Speaking to Legal IT Insider, CEO Roy Russell said: “The good news is that iManage are giving us plenty of new products to upsell to existing clients.  The version 10 upgrade and upgrades to the iManage Cloud are keeping us very busy.  There is also demand from clients who are unhappy with their existing partner and looking for a change and we provide a viable alternative.”
Ascertus is now up to 36 permanent members of staff, not including contractors.
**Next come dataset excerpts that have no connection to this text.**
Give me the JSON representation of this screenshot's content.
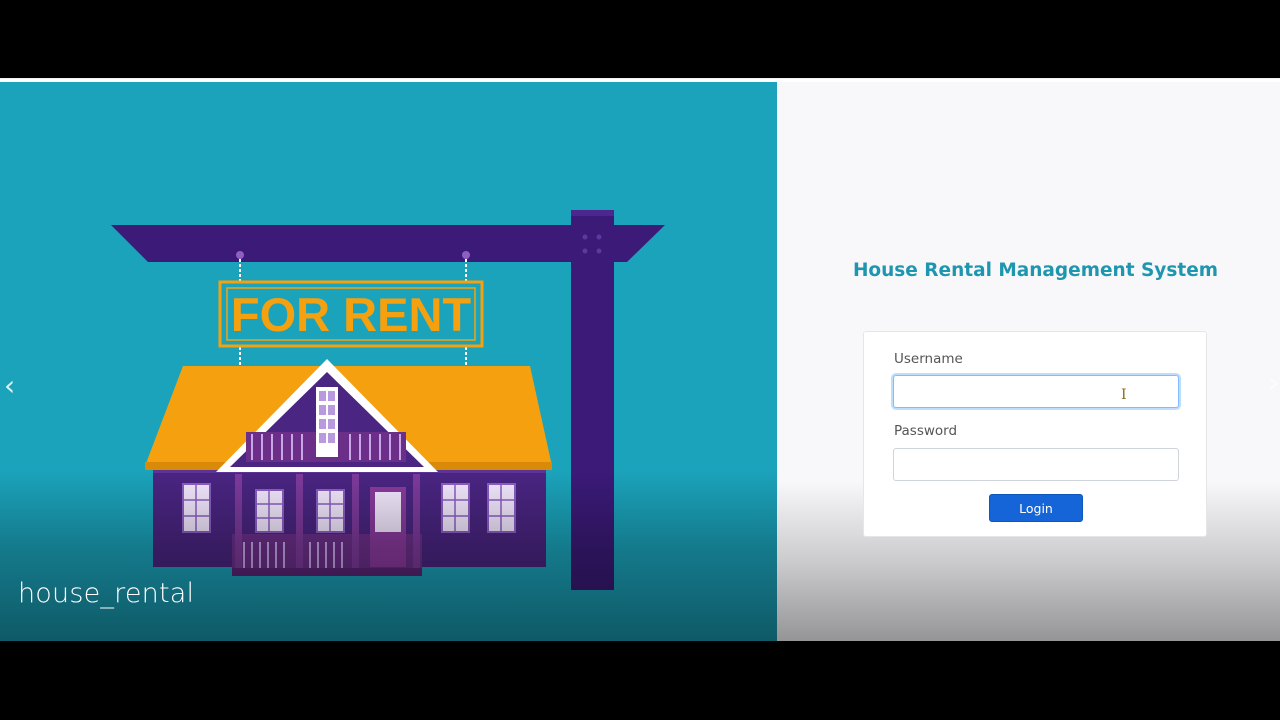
{
  "carousel": {
    "caption": "house_rental",
    "sign_text": "FOR RENT",
    "prev_icon": "chevron-left-icon",
    "next_icon": "chevron-right-icon",
    "prev_glyph": "‹",
    "next_glyph": "›"
  },
  "login": {
    "title": "House Rental Management System",
    "username_label": "Username",
    "username_value": "",
    "password_label": "Password",
    "password_value": "",
    "button_label": "Login"
  },
  "colors": {
    "left_bg": "#1ba3bb",
    "title": "#1e96b0",
    "button": "#1565d8",
    "roof": "#f5a10f",
    "house": "#4a2582",
    "post": "#3b1a78"
  }
}
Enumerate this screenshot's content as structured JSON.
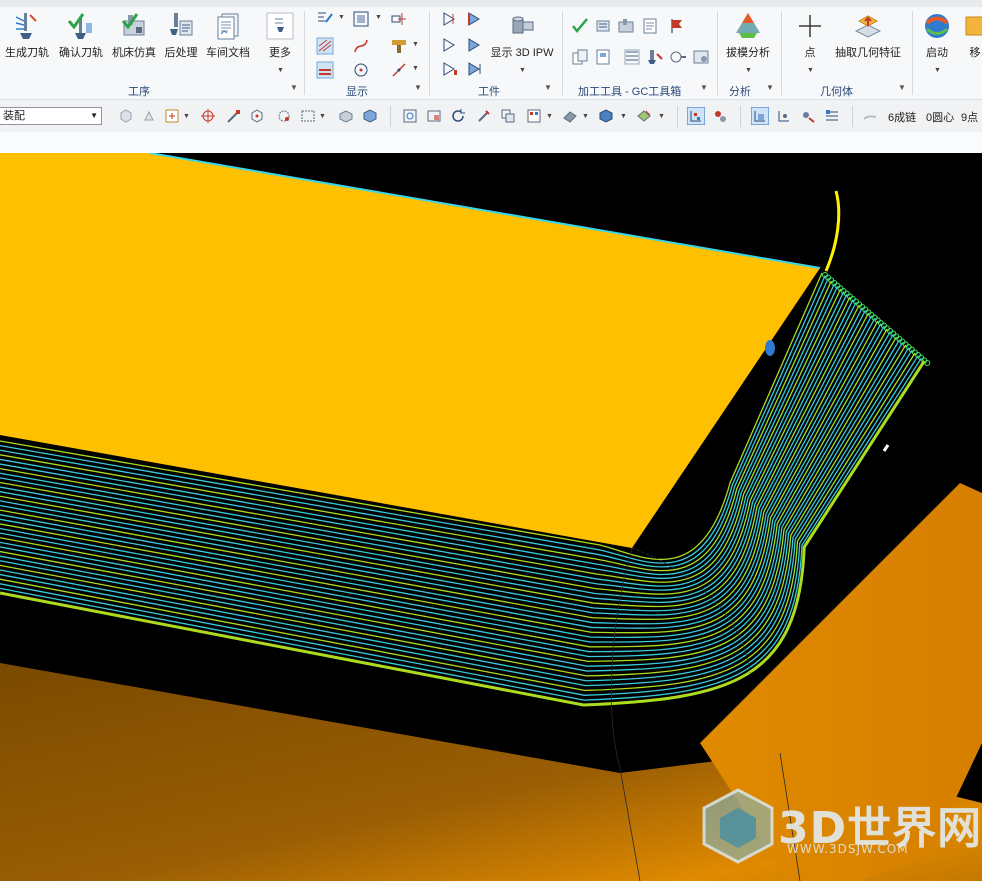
{
  "ribbon": {
    "buttons": {
      "generate_toolpath": "生成刀轨",
      "verify_toolpath": "确认刀轨",
      "machine_simulate": "机床仿真",
      "postprocess": "后处理",
      "shop_doc": "车间文档",
      "more": "更多",
      "show_3d_ipw": "显示 3D IPW",
      "draft_analysis": "拔模分析",
      "point": "点",
      "extract_geometry": "抽取几何特征",
      "start": "启动",
      "move_cut": "移"
    },
    "groups": {
      "operation": "工序",
      "display": "显示",
      "workpiece": "工件",
      "gc_toolkit": "加工工具 - GC工具箱",
      "analysis": "分析",
      "geometry": "几何体"
    }
  },
  "toolbar2": {
    "filter_value": "装配",
    "chain_status": "6成链",
    "arc_status": "0圆心",
    "point_status": "9点"
  },
  "watermark": {
    "text": "3D世界网",
    "url": "WWW.3DSJW.COM"
  },
  "viewport": {
    "background": "#000000",
    "top_face_color": "#FFC000",
    "side_face_color": "#E08A00",
    "toolpath_color": "#3AD6E8",
    "toolpath_highlight": "#B6E820",
    "highlight_arc_color": "#FFF200"
  }
}
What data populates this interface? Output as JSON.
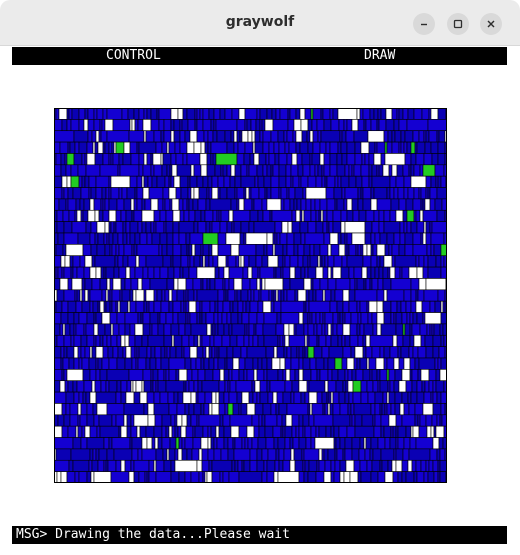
{
  "window": {
    "title": "graywolf"
  },
  "menubar": {
    "control_label": "CONTROL",
    "draw_label": "DRAW"
  },
  "status": {
    "prefix": "MSG>",
    "message": "Drawing the data...Please wait"
  },
  "colors": {
    "cell_fill": "#1400d2",
    "cell_fill_alt": "#0a00b4",
    "cell_border": "#000000",
    "empty_fill": "#ffffff",
    "highlight_fill": "#22cc22",
    "bar_bg": "#000000",
    "bar_text": "#ffffff"
  },
  "icons": {
    "minimize": "minimize-icon",
    "maximize": "maximize-icon",
    "close": "close-icon"
  }
}
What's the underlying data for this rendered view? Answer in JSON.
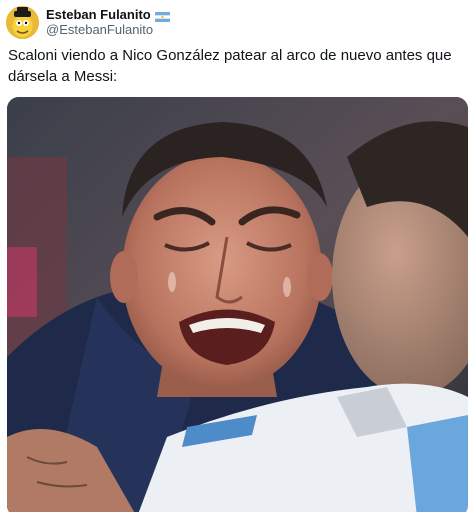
{
  "tweet": {
    "author": {
      "display_name": "Esteban Fulanito",
      "handle": "@EstebanFulanito",
      "avatar_icon": "cartoon-avatar-icon",
      "flag_icon": "argentina-flag-icon"
    },
    "text": "Scaloni viendo a Nico González patear al arco de nuevo antes que dársela a Messi:",
    "media": {
      "description_icon": "crying-coach-photo"
    }
  },
  "colors": {
    "text": "#0f1419",
    "secondary": "#536471",
    "flag_blue": "#75aadb"
  }
}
Two years ago it had around 13 to 14.
Russell says: “We’ve been profitable every year, we’ve no debt, no loans and we’ve grown organically.”
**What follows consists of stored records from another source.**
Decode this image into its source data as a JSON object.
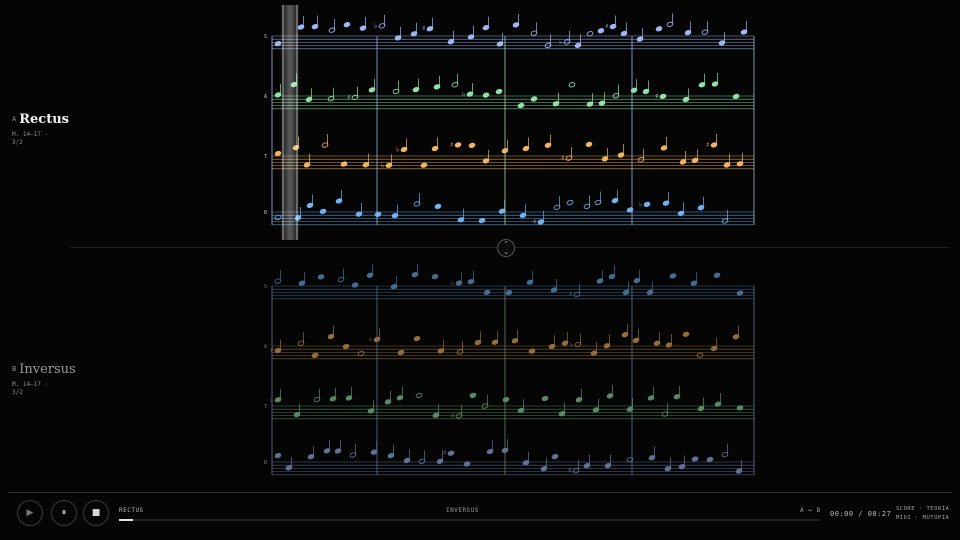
{
  "panels": [
    {
      "letter": "A",
      "title": "Rectus",
      "measures": "M. 14–17 ·",
      "meter": "3/2"
    },
    {
      "letter": "B",
      "title": "Inversus",
      "measures": "M. 14–17 ·",
      "meter": "3/2"
    }
  ],
  "staff_letters_a": [
    "S",
    "A",
    "T",
    "B"
  ],
  "staff_letters_b": [
    "S",
    "A",
    "T",
    "B"
  ],
  "swap": {
    "up": "⌃",
    "down": "⌄"
  },
  "transport": {
    "play": "▶",
    "pause": "⏸",
    "stop": "■"
  },
  "timeline": {
    "label_a": "RECTUS",
    "label_b": "INVERSUS",
    "label_right": "A ↔ B",
    "progress": 0.02
  },
  "time": "00:00 / 00:27",
  "credits": [
    "SCORE · TEORÍA",
    "MIDI · MUTOPIA"
  ],
  "colors": {
    "soprano": "#9fb7f5",
    "alto": "#8fe3a6",
    "tenor": "#f3b45e",
    "bass": "#6fb2f0",
    "background": "#050505"
  }
}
In the year to March 31 2018 Ascertus grew by 100%.
Other developments in brief
The incubators
Six early stage companies, ranging from concept through to early revenue-stage, have joined the 10-week MDR LAB programme to work alongside Mishcon de Reya lawyers and other business experts from inside and outside the firm.  They are Astroscreen; Index; Donna; Solomonic; Hipla; and Courtsdesk.
SA Court Goes Digital
South Africa is implementing paperless digital courtrooms across the country after selecting London-headquartered digital evidence management provider CaseLines, in a move that is hoped will considerably improve access to justice, including reducing “mislaid” evidence.
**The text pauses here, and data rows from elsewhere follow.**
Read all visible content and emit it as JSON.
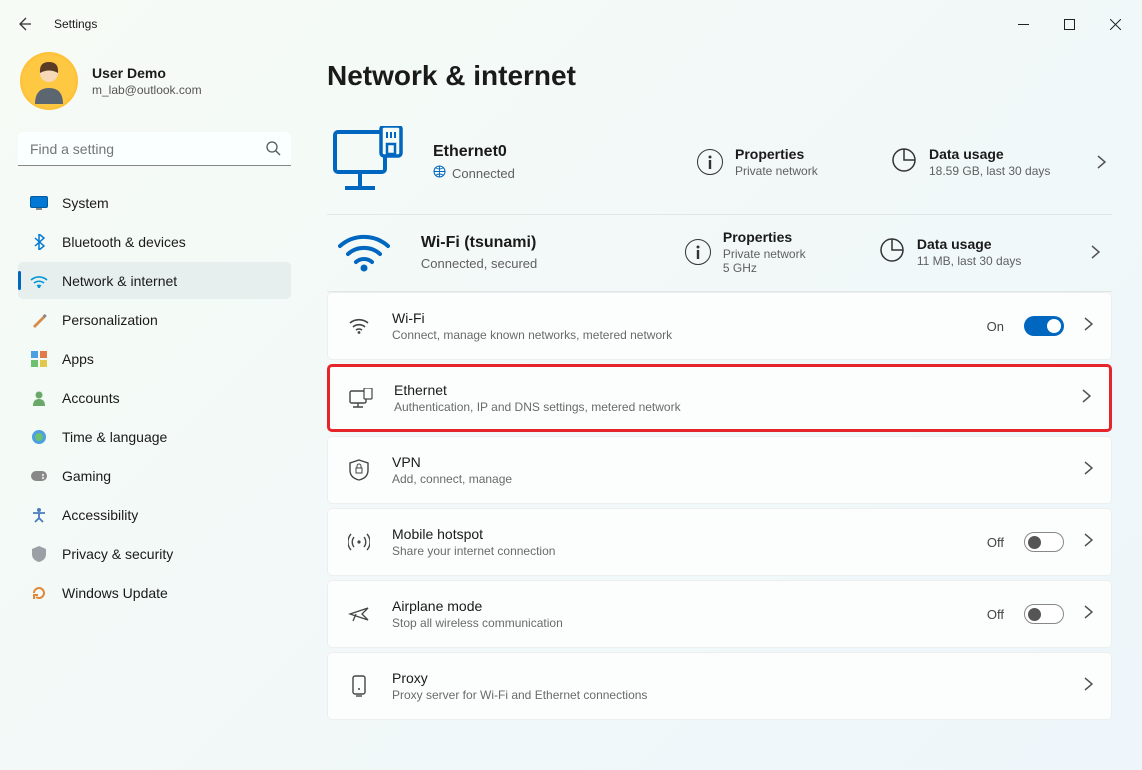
{
  "window": {
    "title": "Settings"
  },
  "user": {
    "name": "User Demo",
    "email": "m_lab@outlook.com"
  },
  "search": {
    "placeholder": "Find a setting"
  },
  "nav": [
    {
      "label": "System",
      "icon": "system"
    },
    {
      "label": "Bluetooth & devices",
      "icon": "bluetooth"
    },
    {
      "label": "Network & internet",
      "icon": "network",
      "active": true
    },
    {
      "label": "Personalization",
      "icon": "personalization"
    },
    {
      "label": "Apps",
      "icon": "apps"
    },
    {
      "label": "Accounts",
      "icon": "accounts"
    },
    {
      "label": "Time & language",
      "icon": "time"
    },
    {
      "label": "Gaming",
      "icon": "gaming"
    },
    {
      "label": "Accessibility",
      "icon": "accessibility"
    },
    {
      "label": "Privacy & security",
      "icon": "privacy"
    },
    {
      "label": "Windows Update",
      "icon": "update"
    }
  ],
  "page": {
    "title": "Network & internet"
  },
  "connections": [
    {
      "name": "Ethernet0",
      "status": "Connected",
      "icon": "ethernet-large",
      "properties": {
        "label": "Properties",
        "sub": "Private network"
      },
      "usage": {
        "label": "Data usage",
        "sub": "18.59 GB, last 30 days"
      }
    },
    {
      "name": "Wi-Fi (tsunami)",
      "status": "Connected, secured",
      "icon": "wifi-large",
      "properties": {
        "label": "Properties",
        "sub": "Private network\n5 GHz"
      },
      "usage": {
        "label": "Data usage",
        "sub": "11 MB, last 30 days"
      }
    }
  ],
  "cards": {
    "wifi": {
      "title": "Wi-Fi",
      "sub": "Connect, manage known networks, metered network",
      "state": "On",
      "toggle": "on"
    },
    "ethernet": {
      "title": "Ethernet",
      "sub": "Authentication, IP and DNS settings, metered network"
    },
    "vpn": {
      "title": "VPN",
      "sub": "Add, connect, manage"
    },
    "hotspot": {
      "title": "Mobile hotspot",
      "sub": "Share your internet connection",
      "state": "Off",
      "toggle": "off"
    },
    "airplane": {
      "title": "Airplane mode",
      "sub": "Stop all wireless communication",
      "state": "Off",
      "toggle": "off"
    },
    "proxy": {
      "title": "Proxy",
      "sub": "Proxy server for Wi-Fi and Ethernet connections"
    }
  }
}
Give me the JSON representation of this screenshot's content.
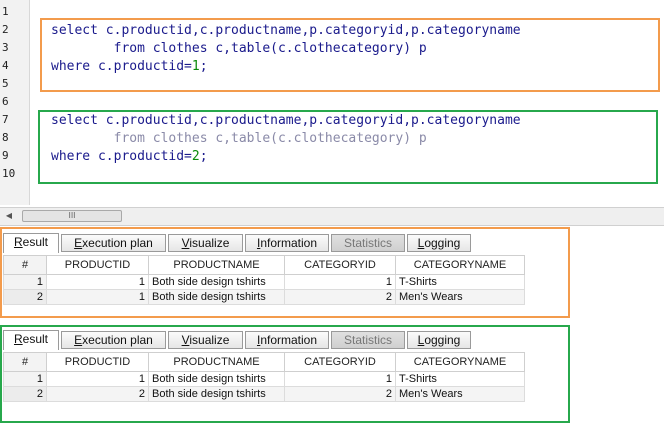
{
  "editor": {
    "line_numbers": [
      "1",
      "2",
      "3",
      "4",
      "5",
      "6",
      "7",
      "8",
      "9",
      "10"
    ],
    "query1": {
      "line1": "select c.productid,c.productname,p.categoryid,p.categoryname",
      "line2": "        from clothes c,table(c.clothecategory) p",
      "line3_prefix": "where c.productid=",
      "line3_value": "1",
      "line3_suffix": ";"
    },
    "query2": {
      "line1": "select c.productid,c.productname,p.categoryid,p.categoryname",
      "line2": "        from clothes c,table(c.clothecategory) p",
      "line3_prefix": "where c.productid=",
      "line3_value": "2",
      "line3_suffix": ";"
    },
    "highlight_colors": {
      "first": "#f39b4c",
      "second": "#27a84c"
    }
  },
  "scrollbar": {
    "thumb_grip": "III"
  },
  "panels": [
    {
      "tabs": [
        {
          "label_first": "R",
          "label_rest": "esult"
        },
        {
          "label_first": "E",
          "label_rest": "xecution plan"
        },
        {
          "label_first": "V",
          "label_rest": "isualize"
        },
        {
          "label_first": "I",
          "label_rest": "nformation"
        },
        {
          "label_first": "",
          "label_rest": "Statistics"
        },
        {
          "label_first": "L",
          "label_rest": "ogging"
        }
      ],
      "columns": [
        "#",
        "PRODUCTID",
        "PRODUCTNAME",
        "CATEGORYID",
        "CATEGORYNAME"
      ],
      "rows": [
        [
          "1",
          "1",
          "Both side design tshirts",
          "1",
          "T-Shirts"
        ],
        [
          "2",
          "1",
          "Both side design tshirts",
          "2",
          "Men's Wears"
        ]
      ]
    },
    {
      "tabs": [
        {
          "label_first": "R",
          "label_rest": "esult"
        },
        {
          "label_first": "E",
          "label_rest": "xecution plan"
        },
        {
          "label_first": "V",
          "label_rest": "isualize"
        },
        {
          "label_first": "I",
          "label_rest": "nformation"
        },
        {
          "label_first": "",
          "label_rest": "Statistics"
        },
        {
          "label_first": "L",
          "label_rest": "ogging"
        }
      ],
      "columns": [
        "#",
        "PRODUCTID",
        "PRODUCTNAME",
        "CATEGORYID",
        "CATEGORYNAME"
      ],
      "rows": [
        [
          "1",
          "1",
          "Both side design tshirts",
          "1",
          "T-Shirts"
        ],
        [
          "2",
          "2",
          "Both side design tshirts",
          "2",
          "Men's Wears"
        ]
      ]
    }
  ]
}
Chosen by the South African Office of the Chief Justice (OCJ), CaseLines is initially to be used in all civil litigation cases across South Africa, eliminating the need for paper in court by introducing an entirely digital platform.
Legal and accountancy publishing and software provider Wolters Kluwer in May faced a huge social media backlash over its perceived failure to communicate with customers after suffering a malware incident that took its platform offline for days.
Platforms and applications became unavailable on Monday 6 May, with Wolters Kluwer initially saying it was experiencing network and service interruptions.
Litera Microsystems has been chosen as one of Singapore’s Tech-celerate for Law pre-approved vendors, with others including Contract Express and NetDocuments.  Under the new $3.68m programme, Singapore law firms can receive funding support of up to 70% of the first-year cost of adopting legal technology solutions.
The companies, other than those named above, are: Hotdocs-Lawcloud and Contract Express for their document assembly software, Relativity, CaseRoom and LegalComet eDiscovery Cloud for ediscovery software and TessaSays for automated client engagement.
Those selected for baseline solutions include CoreMatter, Clio and for their practice management systems and Dropbox Business, TessaCloud and NetDocuments for document management and INTELLLEX, Westlaw Asia and Lexis Advance for online legal research.
Law firm venture
US employment law specialist Littler Mendelson has launched a new platform to streamline counsel and provide clients with data-driven insights.
“Littler onDemand was developed as a direct response to market demand.  Corporate legal departments often don’t have the bandwidth to address the many workplace issues that arise during the course of business and taking all questions to outside counsel can be cost prohibitive,” Scott Forman, founder of Littler onDemand, told Legal IT Insider.  “Littler onDemand fills that gap and allows us to leverage our scale to act as an extension of our clients’ legal teams, providing them with cost savings and an opportunity to direct in-house resources toward higher level services.”